Яркий желток заката под тучей. Перешли (с Н.) мост Альма, на глазах все меркло.
“Идиот”, “Бесы”, “Смерть Ивана Ильича” — что и говорить, страшные вещи. Но почему “Каштанка”, “Муму”, “Холстомер” производят на меня более удручающее — без катарсиса — впечатление? Да потому, что животные беззащитнее, зависимее — и “несправедливость” в отношении их воспринимаю острее. Смерть Ивана Ильича не так печальна, как каштанковского гуся.
“И славы ждал, и славы не дождался” (Ахматова об Анненском). В отношении Анненского, возможно, так все и было. Но никогда не пришло бы мне в голову вставлять эту проблему в стихи как драму.

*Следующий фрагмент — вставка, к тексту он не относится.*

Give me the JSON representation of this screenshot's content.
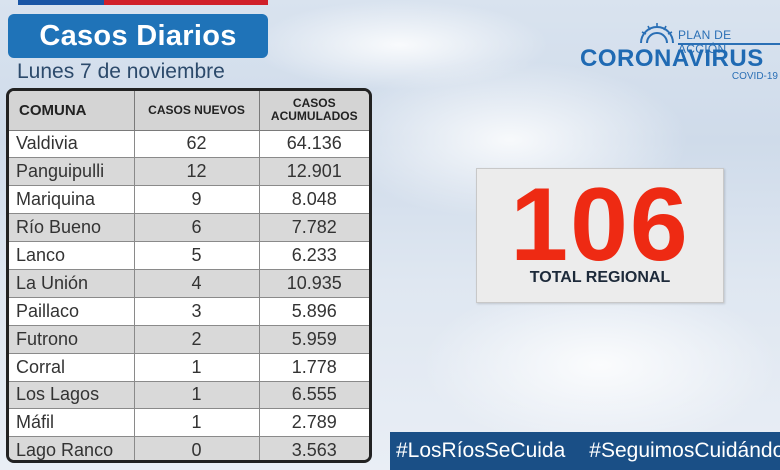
{
  "header": {
    "title": "Casos Diarios",
    "date": "Lunes 7  de noviembre"
  },
  "colors": {
    "title_bg": "#1f73b8",
    "total_number": "#ee2a13",
    "hashtag_bar": "#1a4f86",
    "flag_blue": "#1a56a6",
    "flag_red": "#d0202a"
  },
  "table": {
    "headers": {
      "comuna": "COMUNA",
      "nuevos": "CASOS NUEVOS",
      "acumulados_1": "CASOS",
      "acumulados_2": "ACUMULADOS"
    },
    "rows": [
      {
        "comuna": "Valdivia",
        "nuevos": "62",
        "acumulados": "64.136"
      },
      {
        "comuna": "Panguipulli",
        "nuevos": "12",
        "acumulados": "12.901"
      },
      {
        "comuna": "Mariquina",
        "nuevos": "9",
        "acumulados": "8.048"
      },
      {
        "comuna": "Río Bueno",
        "nuevos": "6",
        "acumulados": "7.782"
      },
      {
        "comuna": "Lanco",
        "nuevos": "5",
        "acumulados": "6.233"
      },
      {
        "comuna": "La Unión",
        "nuevos": "4",
        "acumulados": "10.935"
      },
      {
        "comuna": "Paillaco",
        "nuevos": "3",
        "acumulados": "5.896"
      },
      {
        "comuna": "Futrono",
        "nuevos": "2",
        "acumulados": "5.959"
      },
      {
        "comuna": "Corral",
        "nuevos": "1",
        "acumulados": "1.778"
      },
      {
        "comuna": "Los Lagos",
        "nuevos": "1",
        "acumulados": "6.555"
      },
      {
        "comuna": "Máfil",
        "nuevos": "1",
        "acumulados": "2.789"
      },
      {
        "comuna": "Lago Ranco",
        "nuevos": "0",
        "acumulados": "3.563"
      }
    ]
  },
  "logo": {
    "plan": "PLAN DE ACCIÓN",
    "name": "CORONAVIRUS",
    "sub": "COVID-19",
    "icon": "government-sun-icon"
  },
  "total": {
    "value": "106",
    "label": "TOTAL REGIONAL"
  },
  "hashtags": [
    "#LosRíosSeCuida",
    "#SeguimosCuidándonos"
  ]
}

У Ахматовой какое-то… олимпийское самолюбование. (И тотальная экстраполяция собственной жажды славы — вовне.) С годами это начинает нравиться мне в ней все меньше и меньше.
Об Ахматовой у Н. Я. совершенно точно (и это то, что все больше мешает мне А. А. зачитываться): “У нее, наряду с божественными стихами, — все время капельки того, что вызывает оскомину. Это ее самовлюбленность: движущая сила большинства стихов”.
27 января, вторник.
Сон: покупаю два килограмма неочищенного физалиса в сухих, шуршащих по-бумажному шкурках. Попробовал, а потом покупаю.

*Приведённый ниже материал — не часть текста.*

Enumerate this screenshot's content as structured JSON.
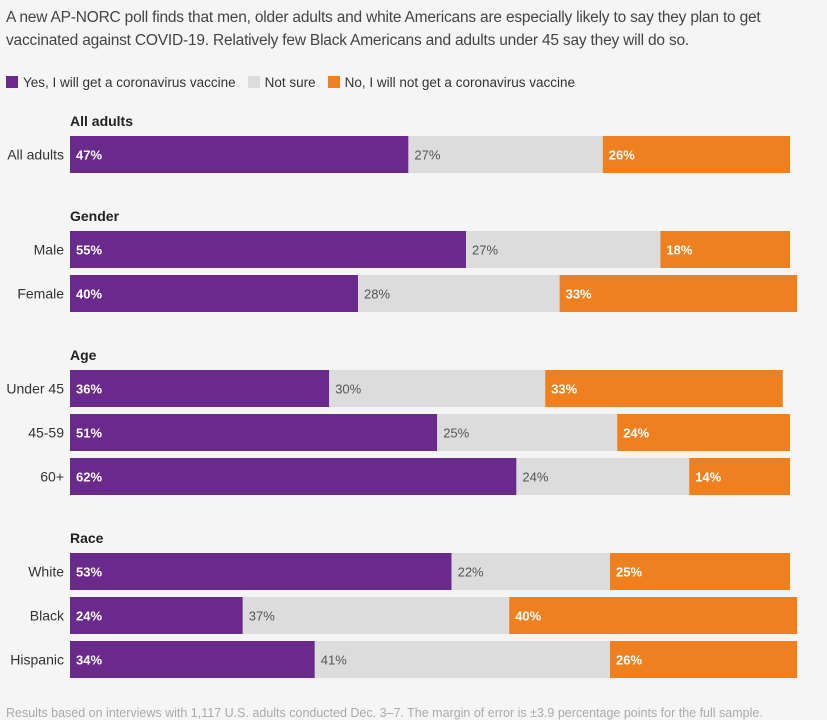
{
  "subtitle": "A new AP-NORC poll finds that men, older adults and white Americans are especially likely to say they plan to get vaccinated against COVID-19. Relatively few Black Americans and adults under 45 say they will do so.",
  "footnote": "Results based on interviews with 1,117 U.S. adults conducted Dec. 3–7. The margin of error is ±3.9 percentage points for the full sample.",
  "colors": {
    "yes": "#6a2a8b",
    "not_sure": "#dcdcdc",
    "no": "#ef801f"
  },
  "chart_data": {
    "type": "bar",
    "stacked": true,
    "orientation": "horizontal",
    "xlim": [
      0,
      100
    ],
    "legend_position": "top-left",
    "series": [
      {
        "name": "Yes, I will get a coronavirus vaccine",
        "key": "yes"
      },
      {
        "name": "Not sure",
        "key": "not_sure"
      },
      {
        "name": "No, I will not get a coronavirus vaccine",
        "key": "no"
      }
    ],
    "groups": [
      {
        "title": "All adults",
        "rows": [
          {
            "label": "All adults",
            "values": [
              47,
              27,
              26
            ]
          }
        ]
      },
      {
        "title": "Gender",
        "rows": [
          {
            "label": "Male",
            "values": [
              55,
              27,
              18
            ]
          },
          {
            "label": "Female",
            "values": [
              40,
              28,
              33
            ]
          }
        ]
      },
      {
        "title": "Age",
        "rows": [
          {
            "label": "Under 45",
            "values": [
              36,
              30,
              33
            ]
          },
          {
            "label": "45-59",
            "values": [
              51,
              25,
              24
            ]
          },
          {
            "label": "60+",
            "values": [
              62,
              24,
              14
            ]
          }
        ]
      },
      {
        "title": "Race",
        "rows": [
          {
            "label": "White",
            "values": [
              53,
              22,
              25
            ]
          },
          {
            "label": "Black",
            "values": [
              24,
              37,
              40
            ]
          },
          {
            "label": "Hispanic",
            "values": [
              34,
              41,
              26
            ]
          }
        ]
      }
    ]
  }
}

14 августа 1969 года Лев Гумилев пишет Кузину: “Задержала меня мамина намогильная плита, которую собирались вырубить и установить в начале августа, а ее и сейчас нет. Мое присутствие необходимо, потому что без меня ее вовсе не установят, а кончить могилу надо”. Китчевый ансамбль на ахматовской могиле — дело вкуса Л. Гумилева, “вкуса евразийца” — пошутил я (а Найман усмехнулся).
“Что Лева одержим, — писал 8.V.70 Кузин сестре, О. С. Кузиной, — это мне было ясно и после первого его приезда. Но теперь я понял, что главная причина всякой чуши, какую он несет, — отсутствие европейского образования <...> которое закончилось на моем поколении. <...> А вести споры с людьми, знающими только то, что напечатано на русском языке (в лучшем случае — еще и на английском), бесполезно и очень утомительно”.
Патриарх Кирилл.
Невероятно, но факт: в новостной программе Первого канала о выборах Патриарха не было сказано ни слова.
Остаток жизни предстоит прожить вот с этим Патриархом. “Конкурентом” ему был влад. Климент. Сейчас говорили со Струве, а он до того — с Москвой. Отец Валентин (Асмус): “Владыка Климент имеет все недостатки вл. Кирилла и ни одного из его достоинств”. Чего ж…
Н. Я. Мандельштам в 60-е годы снимала летом комнату в Переделкине. И в письмах, приглашая друзей, вынуждена была пояснять: “Писательский поселок Переделкино”. И ей сразу становилось совестно и досадно; и она трогательно каждый раз спешила оговориться: “Писатели, конечно, говно, ну да...”
Какая она была хорошая, хоть и “стерва”.
Чужою нестерпимой болью, драмой, страшными обстоятельствами опалило меня в благополуч. Париже через 70 лет: от писем Кузину — Н. Мандельштам.
Когда я перечитываю “К пустой земле невольно припадая…”, каждый раз кровь бросается мне в голову, как не бросается, когда я даже читаю Пушкина. Это, возможно, высшее поэтическое откровение из всех возможных.
Мольбы Н. Я. уничтожить ее письма Кузину — понятны. Но его нежелание это сделать — тоже: письма человека в невыносимых обстоятельствах — собственность Истории. Они — человечнее и значительнее (и правдивее) ее мемуаров.